I was very intrigued by an article I read in the St. Paul Pioneer Press Sunday. It described a new way for youth to take their state-mandated firearms safety training — online.
That’s right. Now, youth can use their computers to learn about guns and how to handle them safely. This was a surprising development to me, but I guess I should have seen it coming. People of all ages, especially, kids, are using computers so much that it was inevitable that something like this would become a reality.
The course is offered via a website called HunterExam.com. Youth can go on the site and complete the classroom portion of the course. They still will have to take part in a field day that includes various demonstrations, exercises and .22-caliber rifle shooting. And, like the current classroom courses, they will have to pass an exam.

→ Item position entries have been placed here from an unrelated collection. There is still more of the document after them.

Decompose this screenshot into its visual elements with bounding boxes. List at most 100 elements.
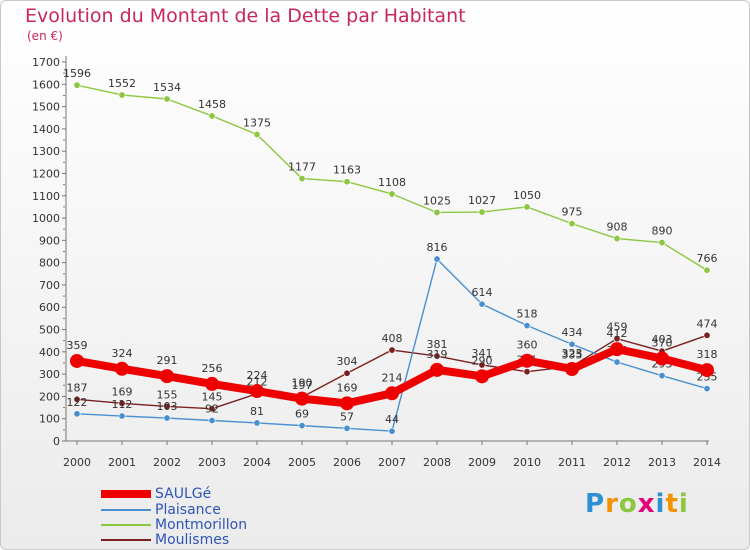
data-point <box>658 372 666 380</box>
data-point <box>613 335 621 343</box>
data-label: 212 <box>247 376 268 389</box>
data-point <box>343 178 351 186</box>
data-label: 816 <box>427 241 448 254</box>
data-point <box>658 239 666 247</box>
data-label: 908 <box>607 221 628 234</box>
data-label: 360 <box>517 339 538 352</box>
data-label: 412 <box>607 327 628 340</box>
x-tick-label: 2007 <box>378 456 406 469</box>
data-label: 1177 <box>288 161 316 174</box>
logo-letter: i <box>678 489 689 519</box>
data-label: 103 <box>157 400 178 413</box>
data-label: 1596 <box>63 67 91 80</box>
y-tick-label: 900 <box>39 234 60 247</box>
data-point <box>433 208 441 216</box>
legend-label: Moulismes <box>155 532 230 548</box>
logo-letter: i <box>655 489 666 519</box>
legend-swatch <box>101 509 151 511</box>
data-point <box>163 414 171 422</box>
data-point <box>118 91 126 99</box>
data-point <box>388 190 396 198</box>
data-point <box>388 427 396 435</box>
data-point <box>253 419 261 427</box>
data-point <box>163 95 171 103</box>
x-tick-label: 2013 <box>648 456 676 469</box>
data-label: 323 <box>562 347 583 360</box>
y-tick-label: 100 <box>39 413 60 426</box>
y-tick-label: 800 <box>39 257 60 270</box>
data-label: 155 <box>157 388 178 401</box>
data-point <box>73 81 81 89</box>
data-label: 1534 <box>153 81 181 94</box>
data-point <box>163 402 171 410</box>
data-label: 256 <box>202 362 223 375</box>
data-label: 403 <box>652 333 673 346</box>
data-label: 304 <box>337 355 358 368</box>
x-tick-label: 2001 <box>108 456 136 469</box>
x-tick-label: 2010 <box>513 456 541 469</box>
logo-letter: o <box>618 489 638 519</box>
data-point <box>613 358 621 366</box>
data-point <box>433 255 441 263</box>
data-point <box>73 410 81 418</box>
chart-title: Evolution du Montant de la Dette par Hab… <box>25 5 466 27</box>
legend-swatch <box>101 490 151 498</box>
data-point <box>655 351 669 366</box>
data-point <box>208 112 216 120</box>
data-label: 290 <box>472 354 493 367</box>
data-point <box>295 391 309 406</box>
x-tick-label: 2000 <box>63 456 91 469</box>
data-point <box>478 300 486 308</box>
data-point <box>253 130 261 138</box>
y-tick-label: 1300 <box>32 145 60 158</box>
data-point <box>388 346 396 354</box>
data-label: 224 <box>247 369 268 382</box>
logo-letter: r <box>605 489 619 519</box>
data-label: 291 <box>157 354 178 367</box>
x-tick-label: 2014 <box>693 456 721 469</box>
legend-item: Plaisance <box>101 502 221 518</box>
data-point <box>385 386 399 401</box>
data-point <box>610 342 624 357</box>
data-point <box>70 353 84 368</box>
x-tick-label: 2003 <box>198 456 226 469</box>
y-tick-label: 600 <box>39 301 60 314</box>
data-point <box>160 369 174 384</box>
y-tick-label: 1100 <box>32 190 60 203</box>
brand-logo: Proxiti <box>585 489 689 519</box>
data-point <box>208 405 216 413</box>
x-tick-label: 2002 <box>153 456 181 469</box>
data-point <box>478 208 486 216</box>
legend-item: Montmorillon <box>101 517 247 533</box>
data-label: 381 <box>427 338 448 351</box>
data-label: 92 <box>205 402 219 415</box>
y-tick-label: 200 <box>39 390 60 403</box>
data-point <box>115 361 129 376</box>
data-label: 57 <box>340 410 354 423</box>
data-label: 169 <box>337 381 358 394</box>
legend-label: SAULGé <box>155 486 212 502</box>
data-point <box>700 363 714 378</box>
data-point <box>478 361 486 369</box>
data-point <box>343 424 351 432</box>
data-point <box>523 203 531 211</box>
data-point <box>703 331 711 339</box>
data-label: 169 <box>112 385 133 398</box>
data-point <box>205 376 219 391</box>
data-label: 766 <box>697 252 718 265</box>
y-tick-label: 0 <box>53 435 60 448</box>
data-label: 112 <box>112 398 133 411</box>
data-point <box>523 322 531 330</box>
data-label: 341 <box>472 347 493 360</box>
data-point <box>430 362 444 377</box>
y-tick-label: 1700 <box>32 56 60 69</box>
data-point <box>73 395 81 403</box>
data-label: 614 <box>472 286 493 299</box>
data-label: 187 <box>67 381 88 394</box>
data-point <box>433 352 441 360</box>
data-point <box>475 369 489 384</box>
data-point <box>298 175 306 183</box>
data-label: 359 <box>67 339 88 352</box>
y-tick-label: 1000 <box>32 212 60 225</box>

Although the course currently is available online, it is still under review by the DNR and won’t be accepted until approved by the state’s fisheries and wildlife management agency. According to the Pioneer Press article, it is expected to be approved sometime this spring.
It’s an interesting way to learn firearms safety, and I’m very inclined to try it with my son, William, who is about to turn 12. He won’t need it for his spring turkey hunt in April — his first ever — so I have some time to weigh my options.

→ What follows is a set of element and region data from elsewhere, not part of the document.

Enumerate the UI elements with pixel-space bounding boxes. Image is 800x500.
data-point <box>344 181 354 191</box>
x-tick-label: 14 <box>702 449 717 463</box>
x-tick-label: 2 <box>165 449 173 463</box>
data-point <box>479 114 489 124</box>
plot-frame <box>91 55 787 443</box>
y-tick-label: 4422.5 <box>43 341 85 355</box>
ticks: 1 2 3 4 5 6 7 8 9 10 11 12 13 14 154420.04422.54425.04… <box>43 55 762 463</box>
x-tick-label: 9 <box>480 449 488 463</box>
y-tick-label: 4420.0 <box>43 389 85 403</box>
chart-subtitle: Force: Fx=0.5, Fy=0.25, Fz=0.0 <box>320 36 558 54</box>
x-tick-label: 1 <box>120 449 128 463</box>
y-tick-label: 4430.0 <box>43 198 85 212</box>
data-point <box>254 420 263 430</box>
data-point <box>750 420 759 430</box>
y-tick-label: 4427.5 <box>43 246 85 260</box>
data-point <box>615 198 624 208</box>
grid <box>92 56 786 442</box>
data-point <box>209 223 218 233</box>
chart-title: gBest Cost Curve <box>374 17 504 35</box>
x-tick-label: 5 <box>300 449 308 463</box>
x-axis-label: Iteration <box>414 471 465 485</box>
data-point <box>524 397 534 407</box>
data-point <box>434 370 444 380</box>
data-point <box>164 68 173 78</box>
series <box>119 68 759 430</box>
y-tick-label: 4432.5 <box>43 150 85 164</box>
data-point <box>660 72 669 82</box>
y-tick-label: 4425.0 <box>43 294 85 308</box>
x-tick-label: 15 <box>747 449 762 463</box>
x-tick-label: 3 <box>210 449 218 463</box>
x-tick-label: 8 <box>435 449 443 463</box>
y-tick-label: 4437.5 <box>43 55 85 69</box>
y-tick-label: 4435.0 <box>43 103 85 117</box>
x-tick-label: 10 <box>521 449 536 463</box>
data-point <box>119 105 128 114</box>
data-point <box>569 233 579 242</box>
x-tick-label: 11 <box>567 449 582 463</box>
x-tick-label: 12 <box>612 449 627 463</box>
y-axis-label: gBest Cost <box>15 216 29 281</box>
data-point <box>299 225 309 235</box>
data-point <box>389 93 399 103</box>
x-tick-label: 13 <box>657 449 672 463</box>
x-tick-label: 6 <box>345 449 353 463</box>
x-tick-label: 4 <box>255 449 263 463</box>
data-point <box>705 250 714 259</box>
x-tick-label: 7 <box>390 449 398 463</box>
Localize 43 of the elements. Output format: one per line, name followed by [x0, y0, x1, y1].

One thing I like is the convenience. He will be able to work on his lessons whenever he wants to, and he can stay home to do it. Plus, I will be able to be more a part of it, as I will supplement the lessons with some hands-on activities with guns, ammo and other hunting paraphernalia. For dads who know something about firearms and hunting, this offers a chance to share that knowledge with their children.
I had the chance to teach firearms safety to my two older children six years ago, but I haven’t taught a class since, and thus lost my certification. I had been considering getting re-certified in order to teach William, but, now, I won’t have to. Yet, I will be able to be just as involved in his learning process as I would have as a certified instructor.
I think this approach has both merit and potential. It takes advantage of a very important tool all youth use nowadays. So, I say, why not? While William and I work on this task together, I will be able to teach him more about firearms, and, hopefully, he’ll be able to teach me more about computers.